Jeudi 22 Novembre 2012
Les manutentions semblaient
terminées dès hier soir, donc nuit calme à bord et réveil tranquille ce matin. De
nouveaux passagers sont arrivés hier : une dizaine de chevaux de selle à
destination d'éleveurs antillais et douze vachettes camarguaises pour un
challenge style "Intervilles" en Guadeloupe… Ces animaux sont
installés dans des containeurs adaptés en pontée au milieu du bateau. Cela doit
nécessiter un soin particulier quant à la gestion du fourrage, de l'eau et de
l'entretien des litières. Quant à ce que renferment les autres conteneurs,
mystère.
Malgré la saison, le soleil
brille largement depuis le milieu de la matinée. L'appareillage est prévu à 11
h 30 et l'arrivée en rade du Havre vers 18 h 00. La descente de la Seine va
donc se faire de jour, et qui plus est, sous le soleil…
En surplombant le village de la Bouille |
Et je vais vivre cette descente
comme jamais je n'aurais osé l'imaginer, servi par une météo de rêve et qui va
largement compenser la déception de la remontée de nuit où je n'avais rien vu.
Commence alors une navigation
paisible à travers la Normandie, au fil du fleuve, en longeant une succession de
villages connus, maintes fois visités ou traversés : La Bouille, Duclair,
Caudebec ou Villequier.
En arrière-plan, à mi-hauteur les
pierres blanches de l'abbaye de Saint-Martin de Boscherville contrastent avec
le fond boisé. Plus tard, ce sont les ruines de l'abbaye de Jumièges, qui
dominent les toits d'ardoise du village.
De l'aileron de la passerelle, le
paysage prend une étendue et un relief que je n'imaginais pas, me donnant une
autre vision de sites pourtant familiers.

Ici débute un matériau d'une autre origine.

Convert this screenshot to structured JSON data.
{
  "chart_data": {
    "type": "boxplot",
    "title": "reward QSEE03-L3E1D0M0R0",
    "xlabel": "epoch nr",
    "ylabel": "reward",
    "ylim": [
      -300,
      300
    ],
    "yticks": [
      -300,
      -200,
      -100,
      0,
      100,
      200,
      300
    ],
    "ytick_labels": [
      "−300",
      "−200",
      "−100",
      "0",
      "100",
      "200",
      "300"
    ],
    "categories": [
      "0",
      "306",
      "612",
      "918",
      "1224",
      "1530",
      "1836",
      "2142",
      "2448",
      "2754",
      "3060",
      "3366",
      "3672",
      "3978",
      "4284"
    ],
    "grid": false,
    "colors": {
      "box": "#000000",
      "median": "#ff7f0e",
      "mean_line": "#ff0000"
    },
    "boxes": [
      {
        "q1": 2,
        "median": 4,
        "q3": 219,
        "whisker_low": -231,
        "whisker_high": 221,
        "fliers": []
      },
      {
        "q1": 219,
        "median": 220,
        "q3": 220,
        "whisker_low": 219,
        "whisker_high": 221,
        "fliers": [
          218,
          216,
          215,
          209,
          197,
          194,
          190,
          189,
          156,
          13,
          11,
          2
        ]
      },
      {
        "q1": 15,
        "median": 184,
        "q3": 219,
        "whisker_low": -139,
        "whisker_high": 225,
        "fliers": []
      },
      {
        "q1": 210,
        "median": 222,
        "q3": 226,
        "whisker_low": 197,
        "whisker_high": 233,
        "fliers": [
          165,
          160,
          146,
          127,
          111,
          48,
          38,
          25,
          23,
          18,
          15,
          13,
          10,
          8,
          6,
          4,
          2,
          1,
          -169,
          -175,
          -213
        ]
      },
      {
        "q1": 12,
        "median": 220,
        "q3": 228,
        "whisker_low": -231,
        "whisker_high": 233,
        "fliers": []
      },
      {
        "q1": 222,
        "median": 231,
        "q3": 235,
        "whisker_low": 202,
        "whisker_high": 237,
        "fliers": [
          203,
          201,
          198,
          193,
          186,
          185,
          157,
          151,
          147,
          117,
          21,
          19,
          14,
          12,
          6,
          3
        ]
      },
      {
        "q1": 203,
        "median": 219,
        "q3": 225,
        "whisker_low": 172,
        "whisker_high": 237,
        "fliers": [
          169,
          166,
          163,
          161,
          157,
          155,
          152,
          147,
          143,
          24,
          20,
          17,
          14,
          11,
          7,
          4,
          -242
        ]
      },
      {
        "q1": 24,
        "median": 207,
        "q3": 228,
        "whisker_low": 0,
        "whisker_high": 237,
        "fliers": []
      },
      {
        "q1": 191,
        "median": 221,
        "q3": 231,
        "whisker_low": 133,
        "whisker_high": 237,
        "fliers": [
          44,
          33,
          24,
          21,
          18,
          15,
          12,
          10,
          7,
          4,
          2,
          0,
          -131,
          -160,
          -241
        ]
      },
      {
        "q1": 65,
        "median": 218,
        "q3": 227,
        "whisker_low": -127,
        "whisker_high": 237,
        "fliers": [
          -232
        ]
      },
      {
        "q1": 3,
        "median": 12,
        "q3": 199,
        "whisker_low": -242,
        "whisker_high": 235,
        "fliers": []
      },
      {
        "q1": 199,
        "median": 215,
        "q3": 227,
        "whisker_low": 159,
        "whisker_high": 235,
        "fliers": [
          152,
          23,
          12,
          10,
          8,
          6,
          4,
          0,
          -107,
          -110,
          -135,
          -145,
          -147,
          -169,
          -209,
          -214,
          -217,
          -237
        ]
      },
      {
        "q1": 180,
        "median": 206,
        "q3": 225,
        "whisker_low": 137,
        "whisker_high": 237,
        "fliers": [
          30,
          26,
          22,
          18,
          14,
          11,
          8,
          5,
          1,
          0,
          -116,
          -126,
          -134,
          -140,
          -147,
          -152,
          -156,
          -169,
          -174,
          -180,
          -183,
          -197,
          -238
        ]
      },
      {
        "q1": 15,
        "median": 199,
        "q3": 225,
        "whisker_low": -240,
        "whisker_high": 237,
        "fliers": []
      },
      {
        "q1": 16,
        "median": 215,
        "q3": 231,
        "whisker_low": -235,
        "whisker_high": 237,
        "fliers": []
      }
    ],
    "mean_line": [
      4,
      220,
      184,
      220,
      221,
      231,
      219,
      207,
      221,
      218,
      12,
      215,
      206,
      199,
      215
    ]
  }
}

L'église et l'abbaye de Jumièges telles qu'on ne les voit jamais |
La vue est magnifique, je navigue
en pleine campagne en surplombant de vertes prairies, de petits vergers, en
dominant la cime des peupliers ou des chênes qui ont pris leur couleur
d'automne ou en longeant les falaises calcaires couvertes de bois sombres. Trop
beau !
J'effectue là une descente
triomphale de la Seine. De l'autre côté de la rive, à Sahurs, Evelyne est venue
assister au départ du bateau et me fait des grands signes du bras. Nelly est
sur un appontement à Duclair pour m'adresser un dernier au-revoir. De nouveau,
Evelyne à Caudebec. Emotion… Bien sûr, je réponds aussi à tous ces signes. Et cela
aurait pu être complet si nous étions arrivés plus tôt au Havre, Violaine et
les petits-enfants auraient pu voir passer le bateau devant la quai de la
Capitainerie…
Après Caudebec, le lit de la
Seine commence à s'élargir, laissant place aux grandes zones humides du Marais
Vernier d'un bord, et au complexe pétrochimique de N. D. de Gravenchon de
l'autre. La transition est rude !
Dans le soleil qui descend, la
silhouette du pont de Tancarville se détache dans le contre-jour. Nous arrivons
dans l'estuaire, bordé de marais, de petits étangs, de roselières, le royaume
des oiseaux sauvages. La lumière décline rapidement. Il est 17 h 00, lorsque
nous passons sous le pont de Normandie. Sur la gauche, Honfleur, puis au milieu, le
grand large, et au loin sur la droite, les silhouettes des portiques de Port
2000 et un arrière-plan hérissé de cheminées.
Vue arrière vers le pont de Tancarville |
Arrivés dans la rade du Havre, le
vent fraîchit, la température aussi. 18 h 00, changement de pilote, puis demi-tour
pour s'engager dans le long chenal d'accès au port. Après m'être un peu reposé,
je reprends mon quart sur l'aileron de la passerelle. Il fait nuit noire, il
fait froid. Les lumières de l'agglomération havraise barrent tout l'horizon.
Cela fait une éternité que je
n'ai plus navigué dans ces eaux et pourtant, malgré l'obscurité, tout le
paysage nautique se remet instantanément en place dans ma tête comme si j'y étais
venu la veille au soir. Le phare de la Hève, les feux d'alignement, les bouées
du chenal, tout est toujours là. La seule chose qui me surprenne, c'est la
vitesse à laquelle nous arrivons aux jetées de l'avant-port.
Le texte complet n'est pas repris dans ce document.